Tuesday, September 14, 2010

Quick audition thoughts

Cantilena just had our first round of auditions last night (there are two more weeks of auditions, so you still have a chance to try us out!) This means that today I got to call people and tell them that they were either in or out. I try to do this on the phone, because it just feels like I owe them at least that much.

And I want to say that I LOVE it when people say, "Can you tell me why I didn't get in?" YES! I can! And I really want to! Because I want you to continue to sing, and I want you to have an honest picture of your own voice, and I especially want to give you lots of advice on how to improve, so nothing would make me happier than to tell you why you didn't get in. In a gentle and constructive way, of course. If I just spent 20 minutes discussing your voices with members of my chorus last night, I definitely want to spend 2 minutes today discussing it with you.

So. It might feel awkward, people, and you might want to get away, or get off the phone as soon as possible, but please, ask me why you didn't get in! I will tell you. And honestly, I think it usually makes people feel better. The truth will not hurt as much as your own imagination.

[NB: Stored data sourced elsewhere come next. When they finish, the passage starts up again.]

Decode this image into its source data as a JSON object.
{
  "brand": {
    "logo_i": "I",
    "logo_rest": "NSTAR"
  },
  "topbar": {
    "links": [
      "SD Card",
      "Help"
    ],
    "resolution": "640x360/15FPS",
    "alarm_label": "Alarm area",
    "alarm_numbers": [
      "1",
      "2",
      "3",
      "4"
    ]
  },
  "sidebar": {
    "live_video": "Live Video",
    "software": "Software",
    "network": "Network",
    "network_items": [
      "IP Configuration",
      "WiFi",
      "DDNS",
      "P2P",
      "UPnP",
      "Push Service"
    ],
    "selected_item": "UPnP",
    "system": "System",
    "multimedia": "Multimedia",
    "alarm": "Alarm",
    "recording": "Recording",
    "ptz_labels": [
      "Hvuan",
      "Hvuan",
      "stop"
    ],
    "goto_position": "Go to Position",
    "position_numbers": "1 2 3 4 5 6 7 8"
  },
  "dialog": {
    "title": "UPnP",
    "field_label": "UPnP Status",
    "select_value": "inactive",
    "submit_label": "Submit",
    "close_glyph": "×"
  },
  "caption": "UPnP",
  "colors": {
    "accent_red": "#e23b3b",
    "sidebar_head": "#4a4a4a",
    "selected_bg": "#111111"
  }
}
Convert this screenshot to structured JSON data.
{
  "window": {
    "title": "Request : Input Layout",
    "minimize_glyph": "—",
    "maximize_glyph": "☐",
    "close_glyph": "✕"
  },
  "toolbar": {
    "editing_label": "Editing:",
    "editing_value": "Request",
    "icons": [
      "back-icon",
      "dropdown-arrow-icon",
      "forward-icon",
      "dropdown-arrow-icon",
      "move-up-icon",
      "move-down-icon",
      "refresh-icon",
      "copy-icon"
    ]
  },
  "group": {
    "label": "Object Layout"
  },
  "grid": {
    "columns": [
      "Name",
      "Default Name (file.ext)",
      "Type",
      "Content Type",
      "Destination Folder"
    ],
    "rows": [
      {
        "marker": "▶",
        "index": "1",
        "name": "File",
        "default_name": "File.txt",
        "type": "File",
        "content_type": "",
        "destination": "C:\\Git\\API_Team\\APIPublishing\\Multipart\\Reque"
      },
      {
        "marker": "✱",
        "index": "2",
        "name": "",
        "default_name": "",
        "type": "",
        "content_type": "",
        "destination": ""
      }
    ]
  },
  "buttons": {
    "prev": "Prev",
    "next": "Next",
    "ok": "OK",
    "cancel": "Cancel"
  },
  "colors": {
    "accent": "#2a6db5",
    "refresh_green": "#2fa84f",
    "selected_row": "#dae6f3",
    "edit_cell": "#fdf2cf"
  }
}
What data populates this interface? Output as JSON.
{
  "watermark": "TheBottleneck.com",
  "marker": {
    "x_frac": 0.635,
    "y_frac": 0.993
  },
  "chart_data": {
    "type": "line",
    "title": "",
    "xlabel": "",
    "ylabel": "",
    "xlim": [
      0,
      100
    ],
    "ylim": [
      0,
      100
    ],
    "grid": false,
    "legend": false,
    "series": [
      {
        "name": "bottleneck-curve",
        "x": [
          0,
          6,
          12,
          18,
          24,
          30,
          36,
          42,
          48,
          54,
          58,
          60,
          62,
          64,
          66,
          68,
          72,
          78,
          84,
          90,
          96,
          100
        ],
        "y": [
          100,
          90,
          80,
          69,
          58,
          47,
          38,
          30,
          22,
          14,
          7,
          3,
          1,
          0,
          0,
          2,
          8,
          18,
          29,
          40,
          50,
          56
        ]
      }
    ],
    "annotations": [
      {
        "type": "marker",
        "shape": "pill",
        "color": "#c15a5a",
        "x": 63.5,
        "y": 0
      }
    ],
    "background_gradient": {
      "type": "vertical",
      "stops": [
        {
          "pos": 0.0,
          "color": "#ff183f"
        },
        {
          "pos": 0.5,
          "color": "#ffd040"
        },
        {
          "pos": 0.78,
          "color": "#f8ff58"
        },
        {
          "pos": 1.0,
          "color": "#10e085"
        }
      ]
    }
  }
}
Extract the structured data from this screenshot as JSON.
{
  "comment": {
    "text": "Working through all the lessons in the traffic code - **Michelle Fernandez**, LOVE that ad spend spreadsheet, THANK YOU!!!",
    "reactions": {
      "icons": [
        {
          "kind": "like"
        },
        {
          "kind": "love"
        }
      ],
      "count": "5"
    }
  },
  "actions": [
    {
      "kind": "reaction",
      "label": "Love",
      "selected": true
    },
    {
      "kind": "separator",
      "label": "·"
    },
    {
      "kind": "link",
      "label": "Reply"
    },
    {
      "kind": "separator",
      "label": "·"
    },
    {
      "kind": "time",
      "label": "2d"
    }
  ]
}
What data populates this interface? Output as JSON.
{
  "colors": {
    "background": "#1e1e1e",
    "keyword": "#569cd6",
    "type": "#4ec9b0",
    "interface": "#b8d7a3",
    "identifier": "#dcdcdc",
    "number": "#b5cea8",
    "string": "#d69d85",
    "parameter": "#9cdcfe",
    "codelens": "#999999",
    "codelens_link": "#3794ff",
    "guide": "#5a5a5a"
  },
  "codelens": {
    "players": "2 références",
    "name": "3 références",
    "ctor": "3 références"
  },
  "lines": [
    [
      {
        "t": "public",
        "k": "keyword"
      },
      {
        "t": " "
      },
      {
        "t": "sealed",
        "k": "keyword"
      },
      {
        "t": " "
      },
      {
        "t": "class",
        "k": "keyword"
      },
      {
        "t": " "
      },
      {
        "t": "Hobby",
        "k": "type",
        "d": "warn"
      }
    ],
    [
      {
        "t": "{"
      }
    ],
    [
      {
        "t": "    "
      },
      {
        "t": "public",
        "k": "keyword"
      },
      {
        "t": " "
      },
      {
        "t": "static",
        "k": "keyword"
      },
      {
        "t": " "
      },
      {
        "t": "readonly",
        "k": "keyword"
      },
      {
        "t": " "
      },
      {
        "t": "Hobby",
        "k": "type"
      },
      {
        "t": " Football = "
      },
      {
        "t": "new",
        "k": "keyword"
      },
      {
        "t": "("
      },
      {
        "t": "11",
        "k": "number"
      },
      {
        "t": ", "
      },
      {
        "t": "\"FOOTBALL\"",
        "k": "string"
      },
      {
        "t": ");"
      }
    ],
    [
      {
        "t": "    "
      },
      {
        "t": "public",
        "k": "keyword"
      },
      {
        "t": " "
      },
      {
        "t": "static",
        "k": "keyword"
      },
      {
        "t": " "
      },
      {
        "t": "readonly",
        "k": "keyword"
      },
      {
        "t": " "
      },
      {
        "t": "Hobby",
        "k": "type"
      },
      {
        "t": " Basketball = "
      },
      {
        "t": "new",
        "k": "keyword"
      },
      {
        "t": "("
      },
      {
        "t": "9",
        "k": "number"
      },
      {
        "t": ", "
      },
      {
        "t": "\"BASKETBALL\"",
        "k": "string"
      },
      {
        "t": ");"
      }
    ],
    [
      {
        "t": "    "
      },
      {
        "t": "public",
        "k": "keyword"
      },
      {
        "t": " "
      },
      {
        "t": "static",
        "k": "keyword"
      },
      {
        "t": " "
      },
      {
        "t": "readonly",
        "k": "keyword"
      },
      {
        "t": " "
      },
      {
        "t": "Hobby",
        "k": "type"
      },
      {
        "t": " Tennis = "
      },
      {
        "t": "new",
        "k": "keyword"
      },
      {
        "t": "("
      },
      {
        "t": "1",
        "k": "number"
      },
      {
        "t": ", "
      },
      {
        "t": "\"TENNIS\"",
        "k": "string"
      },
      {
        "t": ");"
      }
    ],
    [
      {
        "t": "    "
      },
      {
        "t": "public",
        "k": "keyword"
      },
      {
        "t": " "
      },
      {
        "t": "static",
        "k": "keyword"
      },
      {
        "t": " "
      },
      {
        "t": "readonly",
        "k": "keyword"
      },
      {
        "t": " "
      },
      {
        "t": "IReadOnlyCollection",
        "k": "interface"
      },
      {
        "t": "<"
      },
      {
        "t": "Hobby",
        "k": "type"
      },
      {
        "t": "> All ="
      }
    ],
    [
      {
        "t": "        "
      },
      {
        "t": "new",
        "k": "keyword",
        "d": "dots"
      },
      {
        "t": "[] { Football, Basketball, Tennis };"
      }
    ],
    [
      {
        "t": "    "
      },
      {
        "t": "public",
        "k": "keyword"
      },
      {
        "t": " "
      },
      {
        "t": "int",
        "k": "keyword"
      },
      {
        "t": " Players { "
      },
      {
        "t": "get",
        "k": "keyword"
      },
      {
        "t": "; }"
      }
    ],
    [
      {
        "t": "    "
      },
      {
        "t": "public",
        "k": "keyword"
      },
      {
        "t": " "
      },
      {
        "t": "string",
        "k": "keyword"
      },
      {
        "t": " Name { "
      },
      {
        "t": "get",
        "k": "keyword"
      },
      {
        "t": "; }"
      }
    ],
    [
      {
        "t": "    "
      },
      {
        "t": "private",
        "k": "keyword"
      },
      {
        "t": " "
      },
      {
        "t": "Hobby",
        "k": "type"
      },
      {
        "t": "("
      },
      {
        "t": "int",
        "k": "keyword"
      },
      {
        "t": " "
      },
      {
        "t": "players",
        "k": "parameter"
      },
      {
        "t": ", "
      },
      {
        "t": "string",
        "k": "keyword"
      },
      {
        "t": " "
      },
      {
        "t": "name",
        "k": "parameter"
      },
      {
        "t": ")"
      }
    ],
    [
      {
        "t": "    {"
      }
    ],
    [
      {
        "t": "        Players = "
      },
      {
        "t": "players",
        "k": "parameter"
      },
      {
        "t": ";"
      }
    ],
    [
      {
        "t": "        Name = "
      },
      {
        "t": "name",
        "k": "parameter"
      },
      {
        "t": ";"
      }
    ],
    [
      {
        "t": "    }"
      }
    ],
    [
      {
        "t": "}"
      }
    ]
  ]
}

This is on my mind because all the people I had to turn down today asked this question, and I thought it was very excellent and brave of them.


  1. Can you post some of the kinds of things you would say, or maybe some that you would never say?

    I agree that it's awesome that people would be open to asking, and trusting your answer--it speaks well for the experience you're giving them, however briefly.

  2. Hi Carolyn,

    Well, I would never say "stop singing" or "don't sing"! I would always try to suggest places that they could keep singing.

    And I almost always tell people to get voice lessons. I think people don't realize you can just have one or two lessons and it can make a big difference; one doesn't need to commit for a year to get value out of a voice lesson experience.

    Apart from that, I try to be honest, and tell them that their tuning, or tone, or vocal production, or sight-reading, or pitch-matching, or whatever it is needed work, and suggest ways to do this. (Although usually advice for anything boils down to: "Keep singing, preferably in a chorus, and get a voice lesson.") Lots of people come in and tell me they haven't sung in 10-20 years, and often they just need to get back into vocal shape before we could consider admitting them.